Diluncurkan menjelang Olimpiade Tokyo pertama pada tahun 1964, kereta peluru Jepang telah mengangkut lebih dari 10 miliar penumpang selama bertahun-tahun, dan tidak ada korban jiwa akibat tergelincir atau tabrakan.
Itu beberapa catatan keamanan.
Tōkaidō Shinkansen (yang menghubungkan Tokyo dengan Osaka/Kyoto dan Nagoya) memiliki sekitar 323 kereta yang beroperasi setiap hari — dan ada ratusan lainnya di jalur lainnya.
Penundaan rata-rata, di semua lini?
Di bawah 60 detik, bahkan dalam kondisi cuaca ekstrem.
Jaringan Shinkansen membentang sepanjang pulau utama Jepang (Honshū), hingga Hakodate di selatan Hokkaidō, dan turun ke titik paling selatan di Kyūshū.
Kamu dapat naik kereta di Stasiun Hakata di Prefektur Fukuoka dan turun (yah, dengan sekali transfer) di Hakodate dalam waktu 10 jam atau lebih dari 2.000 km.

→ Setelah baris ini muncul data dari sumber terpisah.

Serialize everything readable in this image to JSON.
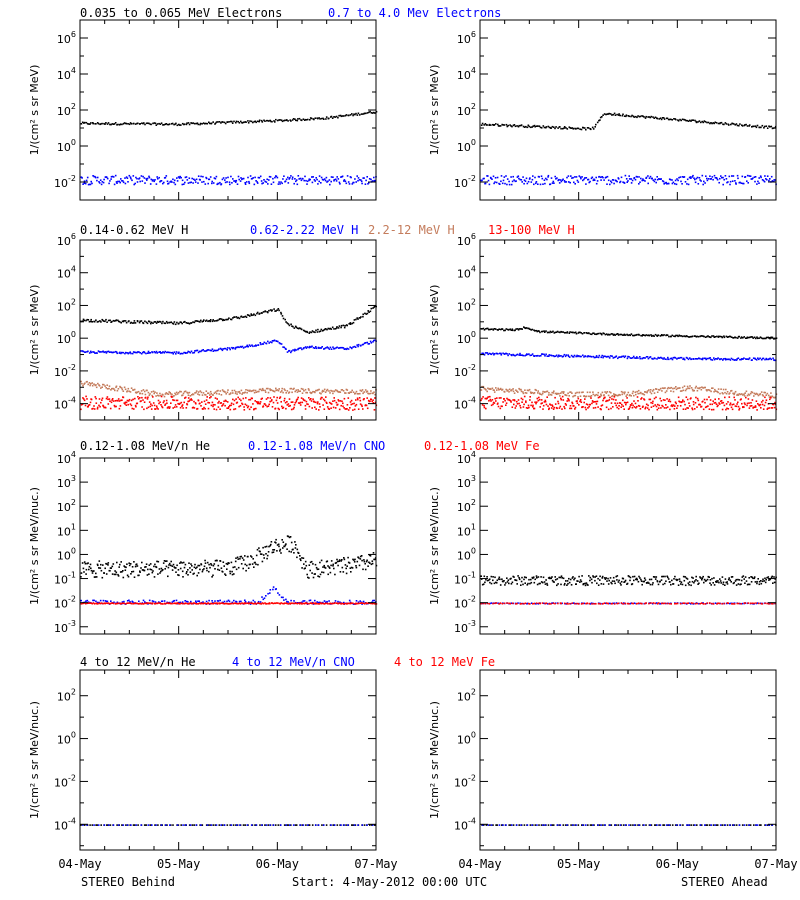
{
  "footer": {
    "left": "STEREO Behind",
    "center": "Start:  4-May-2012 00:00 UTC",
    "right": "STEREO Ahead"
  },
  "x_ticks": [
    "04-May",
    "05-May",
    "06-May",
    "07-May"
  ],
  "colors": {
    "black": "#000000",
    "blue": "#0000ff",
    "tan": "#c47c5c",
    "red": "#ff0000",
    "axis": "#000000"
  },
  "rows": [
    {
      "legend": [
        {
          "text": "0.035 to 0.065 MeV Electrons",
          "color": "#000000"
        },
        {
          "text": "0.7 to 4.0 Mev Electrons",
          "color": "#0000ff"
        }
      ],
      "ylabel": "1/(cm² s sr MeV)",
      "y_ticks": [
        {
          "mant": "10",
          "exp": "6",
          "v": 6
        },
        {
          "mant": "10",
          "exp": "4",
          "v": 4
        },
        {
          "mant": "10",
          "exp": "2",
          "v": 2
        },
        {
          "mant": "10",
          "exp": "0",
          "v": 0
        },
        {
          "mant": "10",
          "exp": "-2",
          "v": -2
        }
      ]
    },
    {
      "legend": [
        {
          "text": "0.14-0.62 MeV H",
          "color": "#000000"
        },
        {
          "text": "0.62-2.22 MeV H",
          "color": "#0000ff"
        },
        {
          "text": "2.2-12 MeV H",
          "color": "#c47c5c"
        },
        {
          "text": "13-100 MeV H",
          "color": "#ff0000"
        }
      ],
      "ylabel": "1/(cm² s sr MeV)",
      "y_ticks": [
        {
          "mant": "10",
          "exp": "6",
          "v": 6
        },
        {
          "mant": "10",
          "exp": "4",
          "v": 4
        },
        {
          "mant": "10",
          "exp": "2",
          "v": 2
        },
        {
          "mant": "10",
          "exp": "0",
          "v": 0
        },
        {
          "mant": "10",
          "exp": "-2",
          "v": -2
        },
        {
          "mant": "10",
          "exp": "-4",
          "v": -4
        }
      ]
    },
    {
      "legend": [
        {
          "text": "0.12-1.08 MeV/n He",
          "color": "#000000"
        },
        {
          "text": "0.12-1.08 MeV/n CNO",
          "color": "#0000ff"
        },
        {
          "text": "0.12-1.08 MeV Fe",
          "color": "#ff0000"
        }
      ],
      "ylabel": "1/(cm² s sr MeV/nuc.)",
      "y_ticks": [
        {
          "mant": "10",
          "exp": "4",
          "v": 4
        },
        {
          "mant": "10",
          "exp": "3",
          "v": 3
        },
        {
          "mant": "10",
          "exp": "2",
          "v": 2
        },
        {
          "mant": "10",
          "exp": "1",
          "v": 1
        },
        {
          "mant": "10",
          "exp": "0",
          "v": 0
        },
        {
          "mant": "10",
          "exp": "-1",
          "v": -1
        },
        {
          "mant": "10",
          "exp": "-2",
          "v": -2
        },
        {
          "mant": "10",
          "exp": "-3",
          "v": -3
        }
      ]
    },
    {
      "legend": [
        {
          "text": "4 to 12 MeV/n He",
          "color": "#000000"
        },
        {
          "text": "4 to 12 MeV/n CNO",
          "color": "#0000ff"
        },
        {
          "text": "4 to 12 MeV Fe",
          "color": "#ff0000"
        }
      ],
      "ylabel": "1/(cm² s sr MeV/nuc.)",
      "y_ticks": [
        {
          "mant": "10",
          "exp": "2",
          "v": 2
        },
        {
          "mant": "10",
          "exp": "0",
          "v": 0
        },
        {
          "mant": "10",
          "exp": "-2",
          "v": -2
        },
        {
          "mant": "10",
          "exp": "-4",
          "v": -4
        }
      ]
    }
  ],
  "chart_data": [
    {
      "type": "scatter",
      "panel": "behind-electrons",
      "yscale": "log",
      "xlim": [
        0,
        3
      ],
      "ylim": [
        -3,
        7
      ],
      "series": [
        {
          "name": "0.035 to 0.065 MeV Electrons",
          "color": "#000000",
          "profile": [
            [
              0,
              1.3
            ],
            [
              1,
              1.25
            ],
            [
              2,
              1.45
            ],
            [
              2.5,
              1.6
            ],
            [
              3,
              1.95
            ]
          ],
          "spread": 0.06,
          "n": 240
        },
        {
          "name": "0.7 to 4.0 Mev Electrons",
          "color": "#0000ff",
          "profile": [
            [
              0,
              -1.85
            ],
            [
              3,
              -1.85
            ]
          ],
          "spread": 0.25,
          "n": 320
        }
      ]
    },
    {
      "type": "scatter",
      "panel": "ahead-electrons",
      "yscale": "log",
      "xlim": [
        0,
        3
      ],
      "ylim": [
        -3,
        7
      ],
      "series": [
        {
          "name": "0.035 to 0.065 MeV Electrons",
          "color": "#000000",
          "profile": [
            [
              0,
              1.25
            ],
            [
              1.1,
              1.0
            ],
            [
              1.15,
              1.05
            ],
            [
              1.25,
              1.85
            ],
            [
              2,
              1.5
            ],
            [
              3,
              1.05
            ]
          ],
          "spread": 0.06,
          "n": 240
        },
        {
          "name": "0.7 to 4.0 Mev Electrons",
          "color": "#0000ff",
          "profile": [
            [
              0,
              -1.85
            ],
            [
              3,
              -1.85
            ]
          ],
          "spread": 0.25,
          "n": 320
        }
      ]
    },
    {
      "type": "scatter",
      "panel": "behind-protons",
      "yscale": "log",
      "xlim": [
        0,
        3
      ],
      "ylim": [
        -5,
        6
      ],
      "series": [
        {
          "name": "0.14-0.62 MeV H",
          "color": "#000000",
          "profile": [
            [
              0,
              1.15
            ],
            [
              1,
              0.95
            ],
            [
              1.6,
              1.3
            ],
            [
              2,
              1.8
            ],
            [
              2.1,
              0.9
            ],
            [
              2.3,
              0.4
            ],
            [
              2.7,
              0.8
            ],
            [
              3,
              2.0
            ]
          ],
          "spread": 0.08,
          "n": 260
        },
        {
          "name": "0.62-2.22 MeV H",
          "color": "#0000ff",
          "profile": [
            [
              0,
              -0.8
            ],
            [
              1,
              -0.85
            ],
            [
              1.6,
              -0.55
            ],
            [
              2,
              -0.1
            ],
            [
              2.1,
              -0.8
            ],
            [
              2.3,
              -0.5
            ],
            [
              2.7,
              -0.6
            ],
            [
              3,
              -0.1
            ]
          ],
          "spread": 0.07,
          "n": 260
        },
        {
          "name": "2.2-12 MeV H",
          "color": "#c47c5c",
          "profile": [
            [
              0,
              -2.7
            ],
            [
              0.8,
              -3.4
            ],
            [
              2.0,
              -3.15
            ],
            [
              3,
              -3.25
            ]
          ],
          "spread": 0.15,
          "n": 300
        },
        {
          "name": "13-100 MeV H",
          "color": "#ff0000",
          "profile": [
            [
              0,
              -3.9
            ],
            [
              3,
              -3.95
            ]
          ],
          "spread": 0.4,
          "n": 420
        }
      ]
    },
    {
      "type": "scatter",
      "panel": "ahead-protons",
      "yscale": "log",
      "xlim": [
        0,
        3
      ],
      "ylim": [
        -5,
        6
      ],
      "series": [
        {
          "name": "0.14-0.62 MeV H",
          "color": "#000000",
          "profile": [
            [
              0,
              0.6
            ],
            [
              0.35,
              0.55
            ],
            [
              0.45,
              0.7
            ],
            [
              0.6,
              0.45
            ],
            [
              1.5,
              0.25
            ],
            [
              3,
              0.05
            ]
          ],
          "spread": 0.05,
          "n": 260
        },
        {
          "name": "0.62-2.22 MeV H",
          "color": "#0000ff",
          "profile": [
            [
              0,
              -0.9
            ],
            [
              1,
              -1.05
            ],
            [
              2,
              -1.2
            ],
            [
              3,
              -1.25
            ]
          ],
          "spread": 0.07,
          "n": 260
        },
        {
          "name": "2.2-12 MeV H",
          "color": "#c47c5c",
          "profile": [
            [
              0,
              -3.05
            ],
            [
              1,
              -3.4
            ],
            [
              1.5,
              -3.35
            ],
            [
              2.1,
              -3.0
            ],
            [
              2.6,
              -3.3
            ],
            [
              3,
              -3.45
            ]
          ],
          "spread": 0.15,
          "n": 300
        },
        {
          "name": "13-100 MeV H",
          "color": "#ff0000",
          "profile": [
            [
              0,
              -3.9
            ],
            [
              3,
              -3.95
            ]
          ],
          "spread": 0.4,
          "n": 420
        }
      ]
    },
    {
      "type": "scatter",
      "panel": "behind-heavy-low",
      "yscale": "log",
      "xlim": [
        0,
        3
      ],
      "ylim": [
        -3.3,
        4
      ],
      "series": [
        {
          "name": "0.12-1.08 MeV/n He",
          "color": "#000000",
          "profile": [
            [
              0,
              -0.6
            ],
            [
              1.5,
              -0.55
            ],
            [
              1.75,
              -0.2
            ],
            [
              1.95,
              0.35
            ],
            [
              2.15,
              0.5
            ],
            [
              2.3,
              -0.6
            ],
            [
              2.8,
              -0.4
            ],
            [
              3,
              -0.2
            ]
          ],
          "spread": 0.35,
          "n": 420
        },
        {
          "name": "0.12-1.08 MeV/n CNO",
          "color": "#0000ff",
          "profile": [
            [
              0,
              -1.95
            ],
            [
              1.8,
              -1.95
            ],
            [
              1.95,
              -1.35
            ],
            [
              2.1,
              -1.95
            ],
            [
              3,
              -1.95
            ]
          ],
          "spread": 0.08,
          "n": 200
        },
        {
          "name": "0.12-1.08 MeV Fe",
          "color": "#ff0000",
          "profile": [
            [
              0,
              -2.0
            ],
            [
              3,
              -2.0
            ]
          ],
          "spread": 0.02,
          "n": 260
        }
      ]
    },
    {
      "type": "scatter",
      "panel": "ahead-heavy-low",
      "yscale": "log",
      "xlim": [
        0,
        3
      ],
      "ylim": [
        -3.3,
        4
      ],
      "series": [
        {
          "name": "0.12-1.08 MeV/n He",
          "color": "#000000",
          "profile": [
            [
              0,
              -1.05
            ],
            [
              3,
              -1.05
            ]
          ],
          "spread": 0.2,
          "n": 360
        },
        {
          "name": "0.12-1.08 MeV/n CNO",
          "color": "#0000ff",
          "profile": [
            [
              0,
              -2.0
            ],
            [
              3,
              -2.0
            ]
          ],
          "spread": 0.02,
          "n": 140
        },
        {
          "name": "0.12-1.08 MeV Fe",
          "color": "#ff0000",
          "profile": [
            [
              0,
              -2.0
            ],
            [
              3,
              -2.0
            ]
          ],
          "spread": 0.02,
          "n": 140
        }
      ]
    },
    {
      "type": "scatter",
      "panel": "behind-heavy-high",
      "yscale": "log",
      "xlim": [
        0,
        3
      ],
      "ylim": [
        -5.2,
        3.2
      ],
      "series": [
        {
          "name": "4 to 12 MeV/n He",
          "color": "#000000",
          "profile": [
            [
              0,
              -4.0
            ],
            [
              3,
              -4.0
            ]
          ],
          "spread": 0.0,
          "n": 110
        },
        {
          "name": "4 to 12 MeV/n CNO",
          "color": "#0000ff",
          "profile": [
            [
              0,
              -4.0
            ],
            [
              3,
              -4.0
            ]
          ],
          "spread": 0.0,
          "n": 60
        }
      ]
    },
    {
      "type": "scatter",
      "panel": "ahead-heavy-high",
      "yscale": "log",
      "xlim": [
        0,
        3
      ],
      "ylim": [
        -5.2,
        3.2
      ],
      "series": [
        {
          "name": "4 to 12 MeV/n He",
          "color": "#000000",
          "profile": [
            [
              0,
              -4.0
            ],
            [
              3,
              -4.0
            ]
          ],
          "spread": 0.0,
          "n": 110
        },
        {
          "name": "4 to 12 MeV/n CNO",
          "color": "#0000ff",
          "profile": [
            [
              0,
              -4.0
            ],
            [
              3,
              -4.0
            ]
          ],
          "spread": 0.0,
          "n": 60
        }
      ]
    }
  ]
}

Baca juga: 7 Area Belanja Terbaik di Kyoto Jepang, Berburu Oleh-oleh di Don Quijote Kawaramachi
Tinggalkan jejak karbon yang rendah
Shinkansen (terutama kereta api generasi baru) memiliki emisi karbon yang lebih rendah dibandingkan sebagian besar bentuk transportasi lainnya.

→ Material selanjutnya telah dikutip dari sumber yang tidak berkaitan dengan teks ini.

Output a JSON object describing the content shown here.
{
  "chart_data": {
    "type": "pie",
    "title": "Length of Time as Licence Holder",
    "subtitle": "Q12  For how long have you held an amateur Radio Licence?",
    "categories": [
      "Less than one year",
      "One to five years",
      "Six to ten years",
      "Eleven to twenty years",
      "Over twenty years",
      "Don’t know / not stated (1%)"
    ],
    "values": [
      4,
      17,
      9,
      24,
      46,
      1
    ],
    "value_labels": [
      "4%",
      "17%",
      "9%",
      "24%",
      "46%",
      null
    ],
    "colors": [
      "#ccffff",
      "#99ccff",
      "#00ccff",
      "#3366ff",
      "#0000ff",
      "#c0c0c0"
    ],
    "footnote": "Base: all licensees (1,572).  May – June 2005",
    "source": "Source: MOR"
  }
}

Shinkansen ditenagai oleh listrik dan ( menurut JR ) mengeluarkan karbon dengan laju 0,0093kg per km (per kursi), sedangkan kereta JR biasa beroperasi dengan kecepatan 0,019kg/km — dua kali lebih banyak.

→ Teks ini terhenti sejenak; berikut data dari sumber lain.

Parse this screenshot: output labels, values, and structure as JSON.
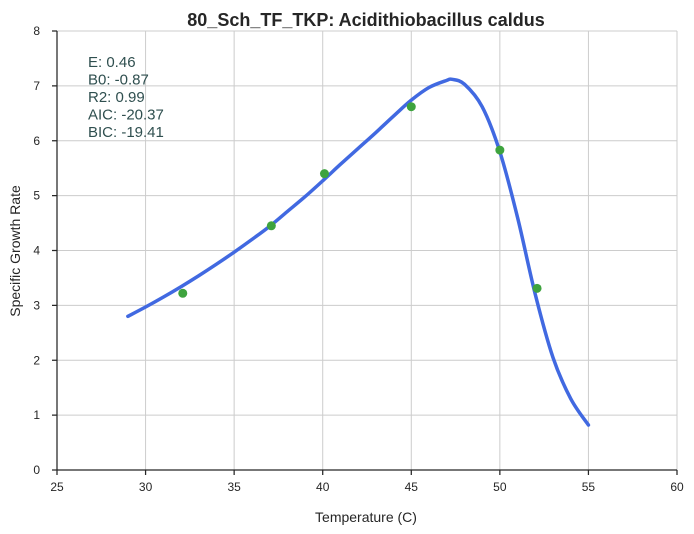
{
  "chart_data": {
    "type": "line",
    "title": "80_Sch_TF_TKP: Acidithiobacillus caldus",
    "xlabel": "Temperature (C)",
    "ylabel": "Specific Growth Rate",
    "xlim": [
      25,
      60
    ],
    "ylim": [
      0,
      8
    ],
    "xticks": [
      "25",
      "30",
      "35",
      "40",
      "45",
      "50",
      "55",
      "60"
    ],
    "yticks": [
      "0",
      "1",
      "2",
      "3",
      "4",
      "5",
      "6",
      "7",
      "8"
    ],
    "grid": true,
    "series": [
      {
        "kind": "line",
        "color": "#4169e1",
        "x": [
          29,
          30,
          31,
          32,
          33,
          34,
          35,
          36,
          37,
          38,
          39,
          40,
          41,
          42,
          43,
          44,
          45,
          46,
          47,
          47.3,
          48,
          49,
          50,
          51,
          52,
          53,
          54,
          55
        ],
        "y": [
          2.8,
          2.97,
          3.15,
          3.34,
          3.54,
          3.75,
          3.97,
          4.2,
          4.44,
          4.71,
          4.98,
          5.27,
          5.57,
          5.86,
          6.15,
          6.45,
          6.74,
          6.97,
          7.1,
          7.12,
          7.03,
          6.62,
          5.8,
          4.6,
          3.2,
          2.05,
          1.3,
          0.82
        ]
      },
      {
        "kind": "scatter",
        "color": "#3ea33e",
        "x": [
          32.1,
          37.1,
          40.1,
          45.0,
          50.0,
          52.1
        ],
        "y": [
          3.22,
          4.45,
          5.4,
          6.62,
          5.83,
          3.31
        ]
      }
    ],
    "annotation": {
      "lines": [
        "E:  0.46",
        "B0:  -0.87",
        "R2:  0.99",
        "AIC: -20.37",
        "BIC: -19.41"
      ]
    }
  }
}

Emisi yang tepat bergantung pada sumber listrik di balik listrik tersebut.
Saat ini sebagian besar pembangkit listrik tenaga nuklir di Jepang sedang offline, sehingga sebagian besar jaringan Shinkansen masih menggunakan listrik yang sebagian bersumber dari bahan bakar fosil (Jepang menggunakan campuran energi terbarukan, nuklir, dan bahan bakar fosil).
Bagaimanapun, Shinkansen kemungkinan masih merupakan pilihan dengan emisi terendah untuk perjalanan jarak jauh di Jepang.
Kelas Standar (Ekonomi) vs. Gerbong Ramah Lingkungan di kereta peluru
Selain gerbong “kelas standar” (ekonomi) di Shinkansen, ada juga yang disebut gerbong Green Car, yang pada dasarnya adalah kelas bisnis.